Monday, December 26, 2011

Monday, December 26 2011

Monday, December 26, 2011

Since today is a holiday in Sweden I get a free blog Monday. Yay! It seems like more than two Mondays that I've been away and sadly it will be two more until I'm back. How will the Shakespeare world survive? Try to muddle through, friends....

  • Shakespeare sightings, quite a few this time since I've been offline. Anyway here they are –
    • An old one, actually, that I missed when it showed up: My dear beginner's English student GÄ wrote in an assignment about her mother in Poland who, in her 70's, still loves to read and one of whose favorites is Shakespeare. I'm pretty sure GÄ mentions it because I talk about Shakespeare a lot in class so it's kind of a prompted sighting.
    • In Harry Potter 6 – The Half-Blood Prince, one of the members of the Weird Sisters is at a party at Hogwarts and later, at the funeral at the end of the book.
    • In Harry Potter 7 – The Deathly Hallows, Harry is in Ginny's room for the first time and sees that she a poster on her wall of the Weird Sisters. Now since there probably won't be any more references to this famous band, it's time for a contest – who are the Weird Sisters and what play are they in? What is their most famous line? Great prizes for the one to answer correctly first!
    • In the book Slaget om Tammerfors (in the original Finnish Tampere Tulessa,in English The Battle of Tampere) which presents eyewitness reports to a significant part of the Finnish Civil War of 1918, the actor Jalmari Rinne, trapped in the Laterna Hotel in Tampere as the battle goes on, reports on March 26, “I don't know how many Shakespeare dramas I read while staying at the Laterna.
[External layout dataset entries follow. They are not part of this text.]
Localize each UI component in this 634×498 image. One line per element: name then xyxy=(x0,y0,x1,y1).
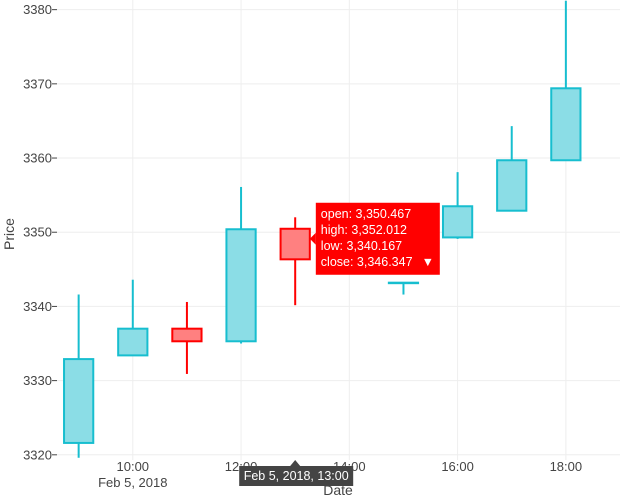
candle[interactable] xyxy=(387,281,420,295)
y-tick-label: 3360 xyxy=(23,151,52,166)
x-hover-box xyxy=(239,466,354,486)
candle-body[interactable] xyxy=(496,159,528,212)
tooltip-line: low: 3,340.167 xyxy=(321,239,402,253)
tooltip-line: close: 3,346.347 xyxy=(321,255,413,269)
hover-tooltip: open: 3,350.467 high: 3,352.012 low: 3,340… xyxy=(239,202,440,486)
y-axis-title: Price xyxy=(1,218,17,250)
tooltip-box xyxy=(315,202,440,275)
candle[interactable] xyxy=(496,126,528,212)
candle-body[interactable] xyxy=(63,358,95,444)
y-tick-label: 3370 xyxy=(23,76,52,91)
candle-body[interactable] xyxy=(225,228,257,343)
tooltip-line: open: 3,350.467 xyxy=(321,207,411,221)
candle-body[interactable] xyxy=(171,327,203,343)
y-tick-label: 3340 xyxy=(23,299,52,314)
candle[interactable] xyxy=(63,294,95,458)
y-tick-label: 3380 xyxy=(23,2,52,17)
candle[interactable] xyxy=(225,186,257,344)
candle[interactable] xyxy=(279,217,311,306)
x-tick-label: 10:00 xyxy=(117,459,150,474)
tooltip-pointer xyxy=(309,232,316,245)
candle-body[interactable] xyxy=(550,87,582,162)
y-tick-label: 3320 xyxy=(23,447,52,462)
y-tick-label: 3350 xyxy=(23,225,52,240)
candle-body[interactable] xyxy=(441,205,474,239)
x-axis-title: Date xyxy=(323,482,353,498)
candle[interactable] xyxy=(171,301,203,374)
x-tick-label: 16:00 xyxy=(441,459,474,474)
candle-body[interactable] xyxy=(387,281,420,285)
candle[interactable] xyxy=(550,0,582,162)
candle-body[interactable] xyxy=(279,227,311,261)
x-tick-date-label: Feb 5, 2018 xyxy=(98,475,167,490)
x-hover-pointer xyxy=(290,460,301,466)
x-tick-label: 18:00 xyxy=(550,459,583,474)
candles[interactable] xyxy=(63,0,582,458)
candle-body[interactable] xyxy=(117,327,149,357)
tooltip-marker-icon: ▼ xyxy=(422,255,434,269)
x-hover-label: Feb 5, 2018, 13:00 xyxy=(244,469,349,483)
candle[interactable] xyxy=(441,172,474,239)
tooltip-line: high: 3,352.012 xyxy=(321,223,407,237)
y-tick-label: 3330 xyxy=(23,373,52,388)
candle[interactable] xyxy=(117,279,149,357)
But those which are less often produced, like the history plays, and the cannonades heard from the outside went very well together...” (rough translation).
    • In Sherman Alexie's short story “Can I Get a Witness” in his collection Ten Little Indians the main character wonders, after 9/11: “Men have walked on the moon and written Hamlet and painted the Sistine Chapel and played the piano like Glenn Gould...and other men still have the need to hang antlers and flags on their walls.”
    • The novel The Hotel at the Corner of Bitter and Sweet by Jamie Ford is called in one of the reviews the Romeo and Juliet story about the antagonism between Chinese and Japanese immigrants in the US during World War Two. I can't quote the review because I've returned the book to the library.
    • We have now completed our backwards Springsteen marathon and in his early songs there is a lot of Romeo and Juliet (he's such a romantic!). Here are the last two: Point Blank: “I was gonna be your Romeo you were gonna be my Juliet, These days you don't wait on Romeos, You wait on that welfare check” and Incident at 57th Street: “Well, like a cool Romeo he made his moves, oh she looked so fine. Like a late Juliet she knew he'd never be true but then she really didn't mind”. Hmmm, did I say romantic?
    • On one of the last episode of Flight of the Conchords Bret has fallen in love and is trying to describe his beloved to the skeptical Jemaine. He says she's like Shakespeare's Juliet and Jemaine says, “What? Thirteen?”
    • In the book The Magical Worlds of Harry Potter by David Colbert, the author writes of the nasty basilisks, used in The Chamber of Secrets, and points out that, “William Shakespeare even mentioned a basilisk in his play Richard III. The evil title character kills his brother then immediately flatters his brother's widow by mentioning her beautiful eyes. But she replies, 'Would they were basilisks, to strike thee dead!'” Contest 2: What's her name and who had Richard actually killed to inspire such a response from her? He did kill his brother too but that was later. Big prizes for the first right answers!


Further, these weeks:
  • Book order but not received: Fintan O'Toole's Shakespeare is Hard but So Is Life. It's been on my Bokus wish list for a long time so when I received notice that it was available I ordered it, but it was too late. By the time my order came in, it was sold out again.
  • Movies watched: Dead Poet's Society. This should have been watched in connection with A Midsummer Night's Dream since the movie is about it, so to speak, but we didn't have it then and I wasn't at the time aware of the connection. The last time I saw the movie it was long before my Shakespeare days. Anyway, a movie well worth seeing with or without Shakespeare.
  • Now reading aloud with Hal: Richard II.
  • Text posted on blog: “Don't Trust Anyone Over Thirty – or Twenty-Eight– Adults vs Kids in Romeo and Juliet”.